Papież Franciszek uchodzi za postępowego i tolerancyjnego, udowadniając to swoim postępowaniem w roli głowy kościoła katolickiego. Franciszek już niejednokrotnie zaskakiwał wiernych, zwłaszcza tych wykluczonych ze wspólnoty z równych powodów. Dla obecnego papieża wiernym jest każdy: biedny i bogaty, osoba homo i heteroseksualna, małżonek i rozwodnik.
Przypomnijmy: Papież pogratulował gejom, którzy ochrzcili adoptowane dzieci? "Teraz mogę już umrzeć spokojny"
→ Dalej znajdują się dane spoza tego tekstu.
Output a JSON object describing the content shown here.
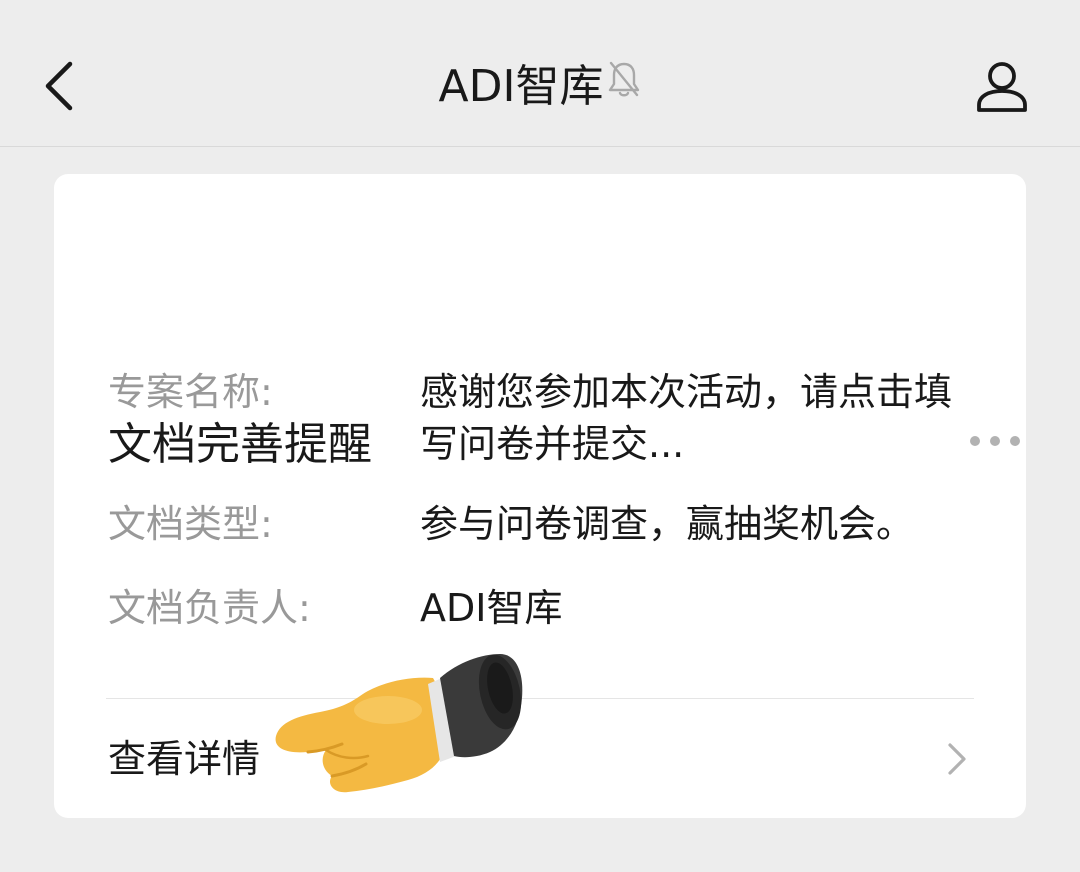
{
  "nav": {
    "title": "ADI智库",
    "back_icon": "chevron-left-icon",
    "mute_icon": "bell-off-icon",
    "profile_icon": "person-icon"
  },
  "card": {
    "title": "文档完善提醒",
    "more_icon": "ellipsis-icon",
    "rows": [
      {
        "label": "专案名称:",
        "value": "感谢您参加本次活动，请点击填写问卷并提交..."
      },
      {
        "label": "文档类型:",
        "value": "参与问卷调查，赢抽奖机会。"
      },
      {
        "label": "文档负责人:",
        "value": "ADI智库"
      }
    ],
    "detail_label": "查看详情",
    "detail_icon": "chevron-right-icon",
    "sticker": "pointing-hand-emoji"
  },
  "colors": {
    "background": "#ededed",
    "card": "#ffffff",
    "label_gray": "#999999",
    "text": "#191919",
    "hand": "#f4b942"
  }
}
Niestety, nie wszyscy duchowni są tak postępowi jak Franciszek. Część biskupów wystosowała otwarty sprzeciw wobec tolerancji papieża dla rozwodników oraz udzielania im komunii świętej. Podczas sobotniego sympozjum w Rzymie ogłoszono długą deklarację, w której nazwano postępowanie Franciszka herezją.
Dokument w ostatecznym kształcie zaprezentowano w sobotę, chociaż powstawał on od 2016 roku, gdy papież opowiedział się za udzielaniem komunii rozwodnikom. Przez ten czas przeciwnicy pomysłu Franciszka zebrali podpisy miliona wiernych (!) i 250 uczonych. W Polsce poparło ich blisko 150 tysięcy wiernych.
Biskupi zaznaczyli w dokumencie, że "wśród wiernych na świecie szerzy się rosnący niepokój i zamęt", a rozwodnicy w Kościele powinni być traktowali jak cudzołożnicy: wstępują bowiem w związek małżeński jeszcze za życia poprzedniego partnera.
Papież Franciszek jeszcze nie skomentował wyników sobotniego sympozjum.